Le carte dei tarocchi con le loro antiche simbologie si incontrano in una taverna e in vino (versato) veritas mettono in scena il capovolgimento del gioco delle parti. La Forza, ha perso il suo sguardo tranquillo e disinteressato e invece di tenere seraficamente le mani nella bocca del Leone, diventa domatore circense. Il Leone così salta nella corona di fuoco ed esce a fauci aperte aggredendo la Giustizia. Spada, bilancia e corona cadono a terra mentre il volto impassibile della giustizia super partes si trasforma nella smorfia disperata dell’Urlo.

 

Sul lato sinistro dell’opera un altro ambiente, una delle nostre enoteche che certo non vende anonimi fiaschi della casa. Qui nel silenzio e nell’ordine i vini sono incasellati con le loro etichette Doc, sugli scaffali davanti ai tavoli vuoti. Nessuna veritas, solo il silenzio: le bottiglie sono tutte chiuse.
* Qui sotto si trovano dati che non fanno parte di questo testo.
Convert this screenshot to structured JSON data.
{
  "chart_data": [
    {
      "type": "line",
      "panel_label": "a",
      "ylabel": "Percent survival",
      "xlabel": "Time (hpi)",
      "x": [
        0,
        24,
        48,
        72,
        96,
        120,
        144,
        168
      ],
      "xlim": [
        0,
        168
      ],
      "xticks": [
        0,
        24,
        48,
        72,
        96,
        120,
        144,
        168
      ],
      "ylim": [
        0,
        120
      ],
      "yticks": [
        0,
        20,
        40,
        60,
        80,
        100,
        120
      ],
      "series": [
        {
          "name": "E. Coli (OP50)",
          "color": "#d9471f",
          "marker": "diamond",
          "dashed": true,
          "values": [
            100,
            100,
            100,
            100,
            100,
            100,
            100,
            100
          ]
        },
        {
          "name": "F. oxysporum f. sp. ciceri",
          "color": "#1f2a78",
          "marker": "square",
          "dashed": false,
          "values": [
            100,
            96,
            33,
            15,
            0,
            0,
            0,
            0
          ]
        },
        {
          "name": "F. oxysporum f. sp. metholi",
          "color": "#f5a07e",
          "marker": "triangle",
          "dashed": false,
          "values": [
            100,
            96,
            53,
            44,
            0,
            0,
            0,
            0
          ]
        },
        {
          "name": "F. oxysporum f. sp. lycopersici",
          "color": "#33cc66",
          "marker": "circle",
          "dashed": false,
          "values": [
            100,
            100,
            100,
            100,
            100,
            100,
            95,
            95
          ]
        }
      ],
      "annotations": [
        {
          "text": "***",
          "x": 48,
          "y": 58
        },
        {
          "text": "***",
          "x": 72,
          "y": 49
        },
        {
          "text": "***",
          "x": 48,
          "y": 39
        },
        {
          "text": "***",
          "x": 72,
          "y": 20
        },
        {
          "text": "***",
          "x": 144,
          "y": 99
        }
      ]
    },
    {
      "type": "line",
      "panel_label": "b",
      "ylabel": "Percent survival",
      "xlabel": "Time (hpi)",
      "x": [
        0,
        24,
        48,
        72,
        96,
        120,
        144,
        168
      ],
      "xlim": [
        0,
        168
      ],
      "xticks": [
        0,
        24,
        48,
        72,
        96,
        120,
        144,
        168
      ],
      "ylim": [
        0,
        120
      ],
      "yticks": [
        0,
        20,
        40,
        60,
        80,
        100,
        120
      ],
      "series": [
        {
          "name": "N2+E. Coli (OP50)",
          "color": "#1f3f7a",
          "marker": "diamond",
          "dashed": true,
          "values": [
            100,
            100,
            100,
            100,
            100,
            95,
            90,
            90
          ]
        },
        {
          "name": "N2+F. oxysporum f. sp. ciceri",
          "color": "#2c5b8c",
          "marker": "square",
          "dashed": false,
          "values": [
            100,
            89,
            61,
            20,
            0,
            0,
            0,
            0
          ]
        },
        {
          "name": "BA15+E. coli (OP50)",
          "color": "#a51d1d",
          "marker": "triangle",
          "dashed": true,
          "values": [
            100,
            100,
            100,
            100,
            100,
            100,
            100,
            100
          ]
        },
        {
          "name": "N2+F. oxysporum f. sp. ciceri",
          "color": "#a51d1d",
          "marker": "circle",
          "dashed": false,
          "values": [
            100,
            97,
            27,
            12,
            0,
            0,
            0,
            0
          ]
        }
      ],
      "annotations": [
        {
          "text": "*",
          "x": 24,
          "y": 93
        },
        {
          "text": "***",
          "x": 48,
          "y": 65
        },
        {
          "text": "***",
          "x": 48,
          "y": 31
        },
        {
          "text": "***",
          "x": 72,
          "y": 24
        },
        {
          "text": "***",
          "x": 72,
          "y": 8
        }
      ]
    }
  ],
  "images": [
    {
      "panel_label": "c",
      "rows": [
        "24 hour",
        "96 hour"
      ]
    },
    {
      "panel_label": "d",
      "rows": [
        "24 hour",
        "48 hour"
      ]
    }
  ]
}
Nel secondo lavoro, Le due Corone, a Game of Mirrors, la corona è quella dei denti, la nostra simbolica arma di difesa che spesso ritorna nei sogni di molti. L’incubo è quello del dentista che, nascondendo la propria bocca si insinua in quella del paziente.

L’immagine si riflette nello specchio. Il viso del dentista fermo, nascosto da mascherina, occhiali e cappello, riflesso nello specchio si contrappone a quello del paziente disperatamente impotente, privato delle sue armi di difesa, incapace di mordere, difendersi o parlare. Ma, mentre l’attenzione del dentista e forse anche dello spettatore, è concentrata sulla bocca aperta, sulla testa del paziente spunta una nuova corona insanguinata, che tanto ricorda i denti degli squali, molto più potenti della misera e malata corona nelle povere fauci umane.